Lockjaw is a humorous player alright, but I think he overdoes it at times. I like my music to flow … I didn’t like those rough edges they put on – too near rock ’n’ roll
“Ballin’ The Blues”. Tiny Grimes. Esquire 32-092
I didn’t go for that too much. The rhythm was strong, but it all lacked subtlety. Lockjaw is a humorous player alright, but I think he overdoes it at times. I like my music to flow … I didn’t like those rough edges they put on – too near rock ’n’ roll, or whatever they call it.
“Blues After Dark”. Dizzy Gillespie (Greatest Trumpet of Them All). H.M.V. CLP 1381
I like everything Diz does. That was a fine evaluation of the blues – the arrangement was very colourful and Diz’s playing was … well, splendid. Benny Golson is a great player. Now there’s something- I hear more of me in his playing and nothing of Ben Webster, which is funny. Of course, he is also influenced by Hawk, and sometimes very much by Lucky Thompson. You know I always think of myself in the kinda Ben Webster school, and Lucky too of course, with Hawk leading the other class. Probably nothing in it, but that’s the way it is.
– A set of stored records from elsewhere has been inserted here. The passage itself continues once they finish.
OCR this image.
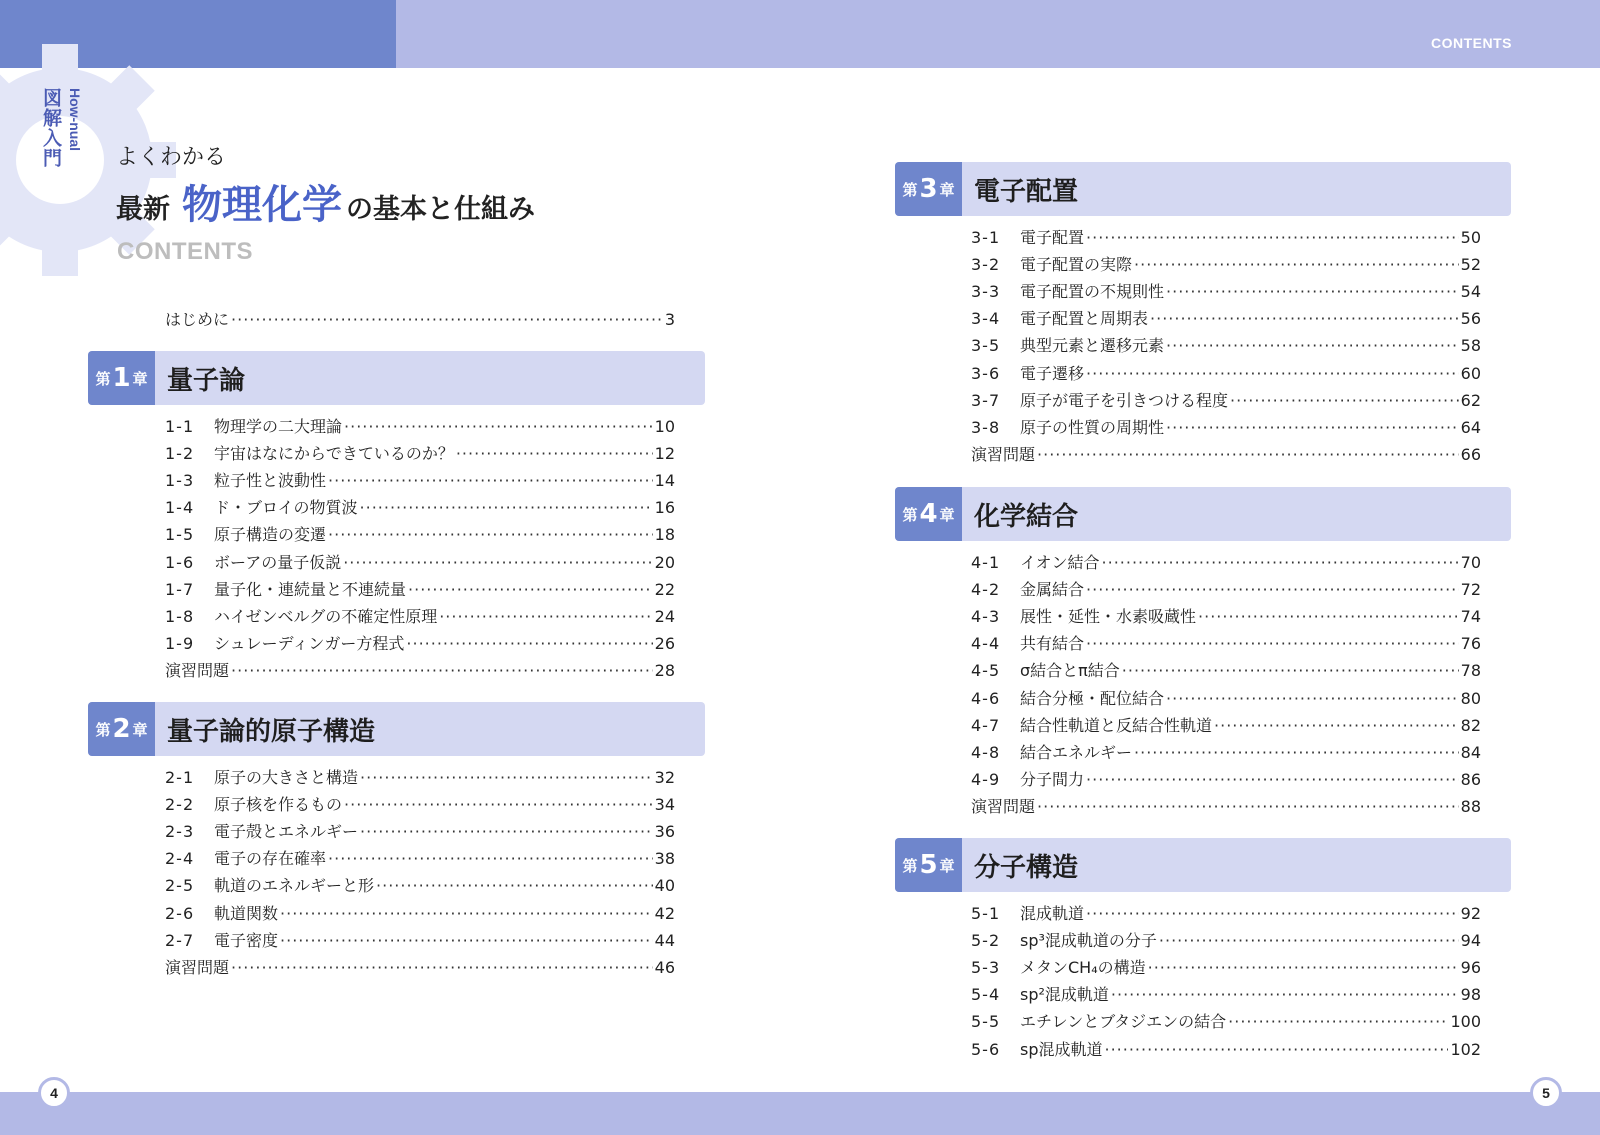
CONTENTS
図解入門 How-nual
よくわかる
最新 物理化学 の基本と仕組み
CONTENTS
はじめに ·····	3
第 1 章 量子論
1-1	物理学の二大理論 ·····	10
1-2	宇宙はなにからできているのか？ ·····	12
1-3	粒子性と波動性 ·····	14
1-4	ド・ブロイの物質波 ·····	16
1-5	原子構造の変遷 ·····	18
1-6	ボーアの量子仮説 ·····	20
1-7	量子化・連続量と不連続量 ·····	22
1-8	ハイゼンベルグの不確定性原理 ·····	24
1-9	シュレーディンガー方程式 ·····	26
演習問題 ·····	28
第 2 章 量子論的原子構造
2-1	原子の大きさと構造 ·····	32
2-2	原子核を作るもの ·····	34
2-3	電子殻とエネルギー ·····	36
2-4	電子の存在確率 ·····	38
2-5	軌道のエネルギーと形 ·····	40
2-6	軌道関数 ·····	42
2-7	電子密度 ·····	44
演習問題 ·····	46
第 3 章 電子配置
3-1	電子配置 ·····	50
3-2	電子配置の実際 ·····	52
3-3	電子配置の不規則性 ·····	54
3-4	電子配置と周期表 ·····	56
3-5	典型元素と遷移元素 ·····	58
3-6	電子遷移 ·····	60
3-7	原子が電子を引きつける程度 ·····	62
3-8	原子の性質の周期性 ·····	64
演習問題 ·····	66
第 4 章 化学結合
4-1	イオン結合 ·····	70
4-2	金属結合 ·····	72
4-3	展性・延性・水素吸蔵性 ·····	74
4-4	共有結合 ·····	76
4-5	σ結合とπ結合 ·····	78
4-6	結合分極・配位結合 ·····	80
4-7	結合性軌道と反結合性軌道 ·····	82
4-8	結合エネルギー ·····	84
4-9	分子間力 ·····	86
演習問題 ·····	88
第 5 章 分子構造
5-1	混成軌道 ·····	92
5-2	sp³混成軌道の分子 ·····	94
5-3	メタンCH₄の構造 ·····	96
5-4	sp²混成軌道 ·····	98
5-5	エチレンとブタジエンの結合 ·····	100
5-6	sp混成軌道 ·····	102
4	5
“Teeny Weeny”. Buddy Tate (Cascade Of Quartets Vol. I). Columbia 33SX 1191
I have always liked Buddy Tate’s playing, but the rhythm section there didn’t come up to my expectations. Buddy blew well, but I didn’t care for the backing at all; it seemed very uninspired and lacked fire and punch. Buddy is a great blues man – follows on from Herschel Evans and Chu Berry. Not many musicians can play blues to-day as easy as that, but pity he didn’t pick himself a more stable rhythm section.